Остается только посочувствовать современным пастырям, которые сталкиваются с беспрецедентной в истории ситуацией, когда люди, внешне приходящие в Церковь, по своему внутреннему устройству даже не пытаются стать христианами:
«Главная проблема современных чад, с которой приходится считаться современным пастырям, – это неумение и нежелание терпеть скорби душевные и физические, как последствия греховной жизни. Современный человек к работе над собой, к борьбе с грехом подходит с привычной для него потребностью получить ?все и сразу?. Но, столкнувшись с реальностью долгой и ?нудной? работы над собой, он быстро охладевает. Его жутко пугают ?сроки?»[6].
Современный человек, даже становясь христианином, не перестает ощущать себя центром мира
Современный человек, даже становясь христианином, не перестает ощущать себя центром мира. Он принимает православное вероучение, читает святых отцов и любит их цитировать, даже порой борется со страстями. Но яд гуманизма незаметно и неизбежно отравляет его изнутри. Поэтому он не столько приходит из мира в Церковь, сколько привносит мир в саму Церковь[7].
Такой человек может бесконечно рассуждать о Церкви и святоотеческих писаниях, о догматах и ересях, о нравственности и пороке, о гордости и смирении, мытарях и фарисеях. Но в его словах и поступках будут сквозить самолюбие и своеволие, которые обнуляют и делают бесплодными любые знания и действия.
Архиепископ Аверкий (Таушев) говорил об этой ситуации еще в середине XX века.

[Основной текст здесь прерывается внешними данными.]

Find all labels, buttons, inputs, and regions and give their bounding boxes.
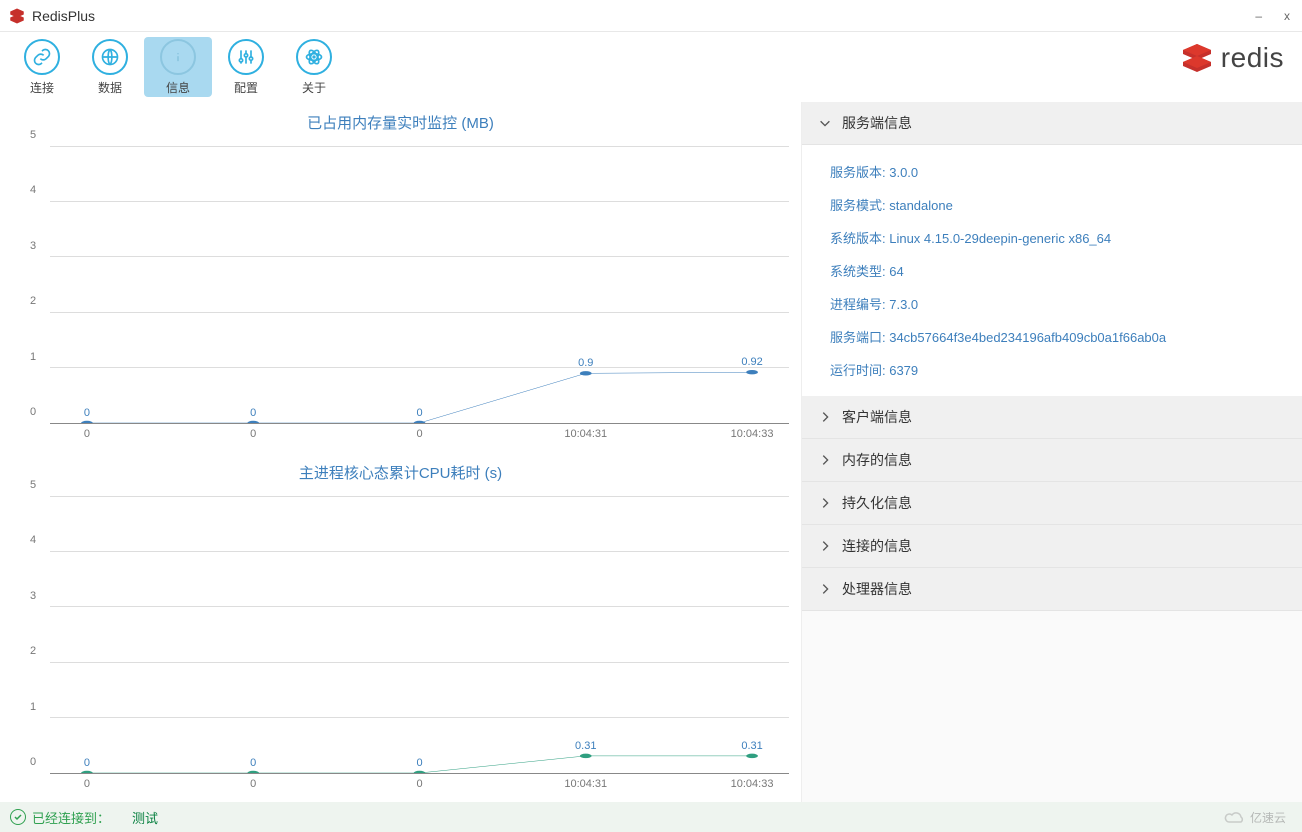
accordion-header[interactable]: 处理器信息 bbox=[802, 568, 1302, 611]
data-label: 0 bbox=[250, 407, 256, 419]
chevron-down-icon bbox=[818, 116, 832, 130]
watermark-text: 亿速云 bbox=[1250, 809, 1286, 826]
data-label: 0.31 bbox=[575, 740, 596, 752]
info-row: 进程编号: 7.3.0 bbox=[802, 287, 1302, 320]
redis-logo: redis bbox=[1179, 40, 1284, 76]
accordion-header[interactable]: 连接的信息 bbox=[802, 525, 1302, 568]
redis-word: redis bbox=[1221, 42, 1284, 74]
data-label: 0 bbox=[250, 757, 256, 769]
grid-area: 0 0 0 0.31 0.31 bbox=[50, 497, 789, 774]
line-svg bbox=[50, 497, 789, 773]
accordion-header[interactable]: 服务端信息 bbox=[802, 102, 1302, 145]
chevron-right-icon bbox=[818, 582, 832, 596]
x-tick: 0 bbox=[250, 778, 256, 790]
grid-area: 0 0 0 0.9 0.92 bbox=[50, 147, 789, 424]
status-ok-icon bbox=[10, 809, 26, 825]
chart-memory: 已占用内存量实时监控 (MB) 0123450000.90.9200010:04… bbox=[0, 102, 802, 452]
y-tick: 5 bbox=[30, 129, 789, 141]
accordion-header[interactable]: 内存的信息 bbox=[802, 439, 1302, 482]
x-tick: 0 bbox=[84, 778, 90, 790]
minimize-button[interactable]: – bbox=[1251, 7, 1266, 25]
close-button[interactable]: x bbox=[1280, 7, 1294, 25]
toolbar-about-label: 关于 bbox=[302, 79, 326, 96]
x-tick: 0 bbox=[84, 428, 90, 440]
chevron-right-icon bbox=[818, 496, 832, 510]
chevron-right-icon bbox=[818, 539, 832, 553]
toolbar-info[interactable]: 信息 bbox=[144, 37, 212, 97]
info-row: 服务版本: 3.0.0 bbox=[802, 155, 1302, 188]
toolbar-connect-label: 连接 bbox=[30, 79, 54, 96]
redis-cube-icon bbox=[1179, 40, 1215, 76]
window-controls: – x bbox=[1251, 7, 1294, 25]
toolbar-about[interactable]: 关于 bbox=[280, 37, 348, 97]
info-row: 运行时间: 6379 bbox=[802, 353, 1302, 386]
data-label: 0 bbox=[84, 757, 90, 769]
data-label: 0.31 bbox=[741, 740, 762, 752]
data-label: 0 bbox=[84, 407, 90, 419]
x-tick: 0 bbox=[416, 778, 422, 790]
watermark: 亿速云 bbox=[1224, 809, 1286, 826]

«Трудные времена мы сейчас переживаем, каких, по-видимому, никогда еще не было в истории христианства, ибо это явно наступивший период ?Апостасии? со всеми своими характерными признаками. И это требует от современного пастыря особой бдительности, и, прежде всего, над самим собою, дабы не губить своих овец, вместо того чтобы спасать их.
Сейчас время переоценки ценностей – изощренной и обостренной критики ?всех и вся?. Авторитетов почти не признается. Внешний авторитет положения, сана в глазах многих, едва ли не большинства, уже не имеет никакого значения».
Причины этого известный архипастырь видел в распространяющейся страсти гордости:
«Сейчас время особого расцвета диавольского недуга гордости – матери всех греховных страстей – и всех проистекающих из нее пороков: самолюбия, самомнения, обидчивости, злопамятства, мстительности, тщеславия, славолюбия, самопревозношения».[8]